Optimization notes
Both the hashset and radix sort algorithms can be optimized by noting three facts:
- Odd and even values can be handled separately
- Calculating an integer square root is a very fast operation (typically consists of 3-5 divides and a few adds)
- Cache locality is important for both of these algorithms
The optimized algorithms below will typically perform 5x faster and use less than half the RAM of the unoptimized case. In some cases where the data size is similar to the L2/L3 cache size they may perform 100x faster or more.
Optimized algorithm based on radix sort
Data structure is five lists of integers: IN, Aodd, Bodd, Aeven, Beven
The A and B lists use half the integer size of IN. (eg if IN = 64bits, A & B = 32bits)
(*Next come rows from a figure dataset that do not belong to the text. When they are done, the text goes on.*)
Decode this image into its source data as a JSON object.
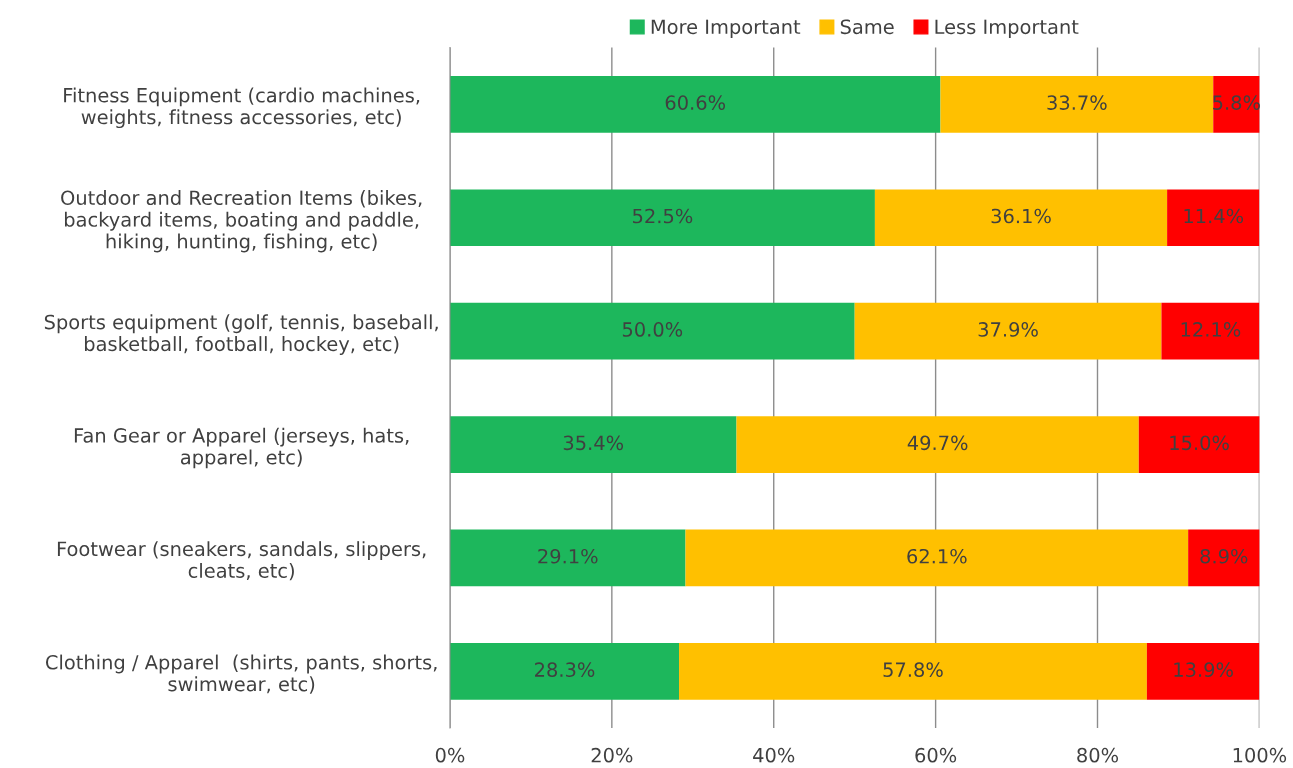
{
  "chart_data": {
    "type": "bar",
    "orientation": "horizontal",
    "stacked": true,
    "categories": [
      "Fitness Equipment (cardio machines,\nweights, fitness accessories, etc)",
      "Outdoor and Recreation Items (bikes,\nbackyard items, boating and paddle,\nhiking, hunting, fishing, etc)",
      "Sports equipment (golf, tennis, baseball,\nbasketball, football, hockey, etc)",
      "Fan Gear or Apparel (jerseys, hats,\napparel, etc)",
      "Footwear (sneakers, sandals, slippers,\ncleats, etc)",
      "Clothing / Apparel  (shirts, pants, shorts,\nswimwear, etc)"
    ],
    "series": [
      {
        "name": "More Important",
        "color": "#1db75c",
        "values": [
          60.6,
          52.5,
          50.0,
          35.4,
          29.1,
          28.3
        ],
        "value_labels": [
          "60.6%",
          "52.5%",
          "50.0%",
          "35.4%",
          "29.1%",
          "28.3%"
        ]
      },
      {
        "name": "Same",
        "color": "#ffc000",
        "values": [
          33.7,
          36.1,
          37.9,
          49.7,
          62.1,
          57.8
        ],
        "value_labels": [
          "33.7%",
          "36.1%",
          "37.9%",
          "49.7%",
          "62.1%",
          "57.8%"
        ]
      },
      {
        "name": "Less Important",
        "color": "#ff0000",
        "values": [
          5.8,
          11.4,
          12.1,
          15.0,
          8.9,
          13.9
        ],
        "value_labels": [
          "5.8%",
          "11.4%",
          "12.1%",
          "15.0%",
          "8.9%",
          "13.9%"
        ]
      }
    ],
    "xlim": [
      0,
      100
    ],
    "xticks": [
      {
        "value": 0,
        "label": "0%"
      },
      {
        "value": 20,
        "label": "20%"
      },
      {
        "value": 40,
        "label": "40%"
      },
      {
        "value": 60,
        "label": "60%"
      },
      {
        "value": 80,
        "label": "80%"
      },
      {
        "value": 100,
        "label": "100%"
      }
    ],
    "grid": "x",
    "legend": "top"
  }
}
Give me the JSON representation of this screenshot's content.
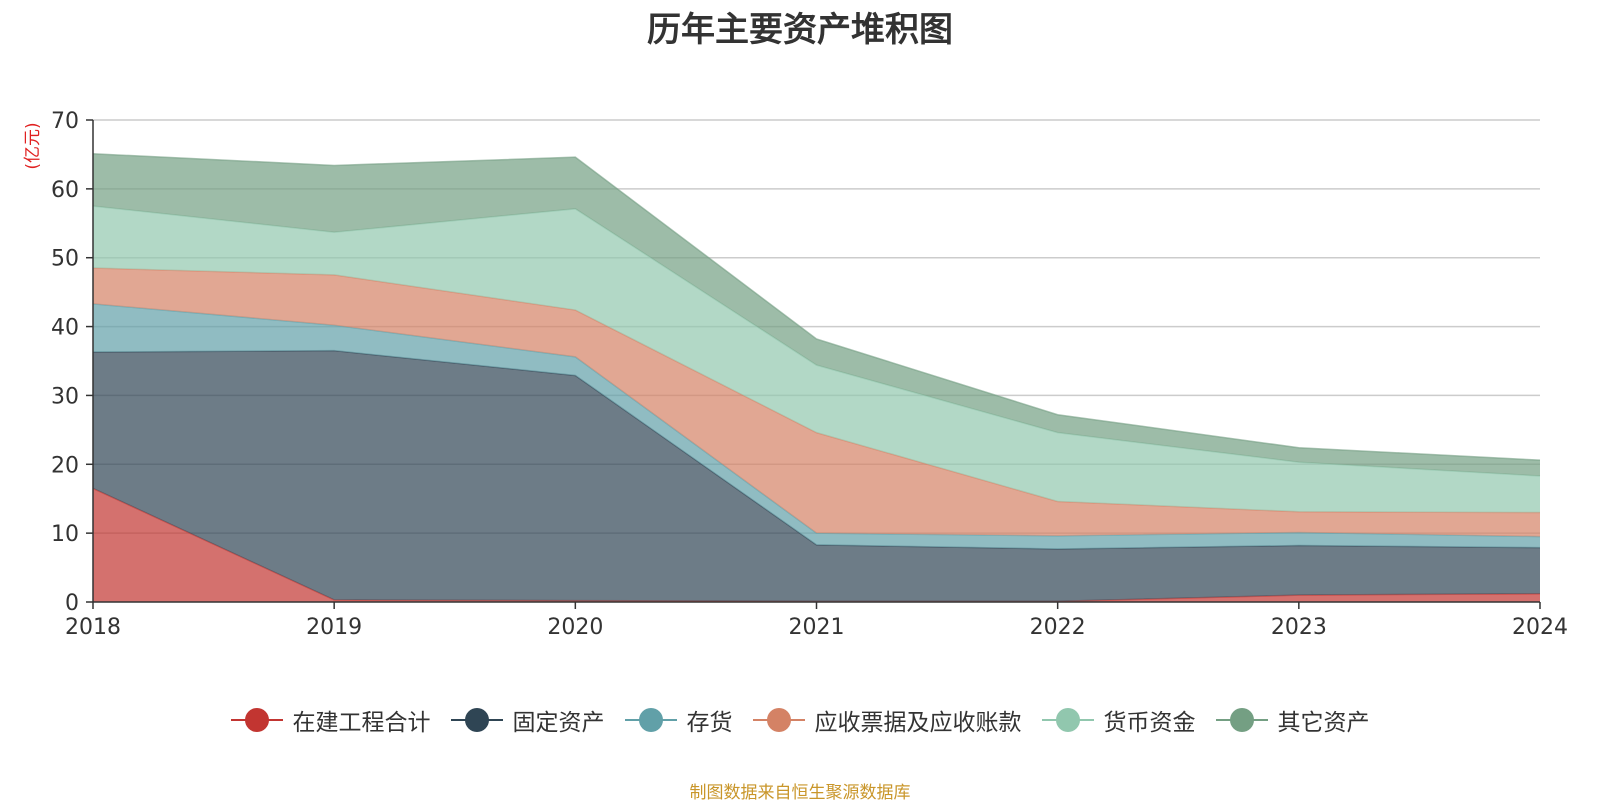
{
  "source_note": "制图数据来自恒生聚源数据库",
  "chart_data": {
    "type": "area",
    "stacked": true,
    "title": "历年主要资产堆积图",
    "ylabel": "(亿元)",
    "xlabel": "",
    "categories": [
      "2018",
      "2019",
      "2020",
      "2021",
      "2022",
      "2023",
      "2024"
    ],
    "ylim": [
      0,
      70
    ],
    "yticks": [
      0,
      10,
      20,
      30,
      40,
      50,
      60,
      70
    ],
    "grid": true,
    "legend_position": "bottom",
    "series": [
      {
        "name": "在建工程合计",
        "color": "#c23531",
        "values": [
          16.5,
          0.3,
          0.2,
          0.1,
          0.1,
          1.0,
          1.2
        ]
      },
      {
        "name": "固定资产",
        "color": "#2f4554",
        "values": [
          19.8,
          36.2,
          32.7,
          8.2,
          7.6,
          7.2,
          6.7
        ]
      },
      {
        "name": "存货",
        "color": "#61a0a8",
        "values": [
          7.0,
          3.7,
          2.7,
          1.7,
          1.9,
          1.9,
          1.6
        ]
      },
      {
        "name": "应收票据及应收账款",
        "color": "#d48265",
        "values": [
          5.2,
          7.3,
          6.8,
          14.6,
          5.0,
          3.0,
          3.5
        ]
      },
      {
        "name": "货币资金",
        "color": "#91c7ae",
        "values": [
          9.0,
          6.2,
          14.7,
          9.8,
          10.0,
          7.2,
          5.3
        ]
      },
      {
        "name": "其它资产",
        "color": "#749f83",
        "values": [
          7.6,
          9.7,
          7.5,
          3.8,
          2.6,
          2.1,
          2.3
        ]
      }
    ]
  }
}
- Scan list IN to find the largest odd and even numbers MAXodd and MAXeven
- Let LIMITodd = floor(sqrt(MAXodd))
- Let LIMITeven = floor(sqrt(MAXeven))
- For each number in list IN: a. Compute the square root if positive. If exact, add the square root to list Aodd/Aeven. b. If the number is >=0 and <= LIMITodd/LIMITeven, add it to list Bodd/Beven
- Radix sort list Aodd and Bodd using just log2(LIMITodd) bits
- Linear scan Aodd and Bodd for a match
- Radix sort list Aeven and Beven using just log2(LIMITeven) bits
- Linear scan Aeven and Beven for a match
If either linear scan finds a match, return that match immediately.
The reason this is much faster than the straightforward radix sort algorithm is that:
- The arrays being sorted typicaly have less than 1/4 the numbers of values and need only half the number of bits per integer, so a total of less than 1/8 the RAM in use in a given sort which is good for the cache.
- The radix sort is done on much fewer bits leading to fewer passes, so even if it does exceed your L1 or L2 cache you read RAM fewer times, and you read much less RAM
- The linear scan is typically much faster because the A list contains only exact square roots and the B list only contains small values
Optimized algorithm based on hashset
Data structure is list of integers IN, plus two hashsets A and B
The A and B sets use half the integer size of IN
- Scan list IN to find the largest odd and even numbers MAXodd and MAXeven
- Let LIMITodd = floor(sqrt(MAXodd))
- Let LIMITeven = floor(sqrt(MAXeven))
- For each odd number in list IN: a. Compute the square root if positive. If exact, check if square root exists in B & return if true otherwise add it to A. b. If the number is >=0 and <= LIMITodd/LIMITeven, check if it exists in A & return if true otherwise add it to B.
- Clear A and B and repeat step 4 for even numbers
The reason this is faster than the straightforward hashset algorithm is that:
- The hashset is typically 1/8 the amount of RAM leading to much better cache performance
- Only exact squares and small numbers have hashset entries, so much less time is spent hashing and adding/removing values
There is an additional small optimization available here: A and B can be a single hashset, which stores bit flag with each entry to say whether the integer is in A or B (it can't be in both because then the algorithm would have terminated).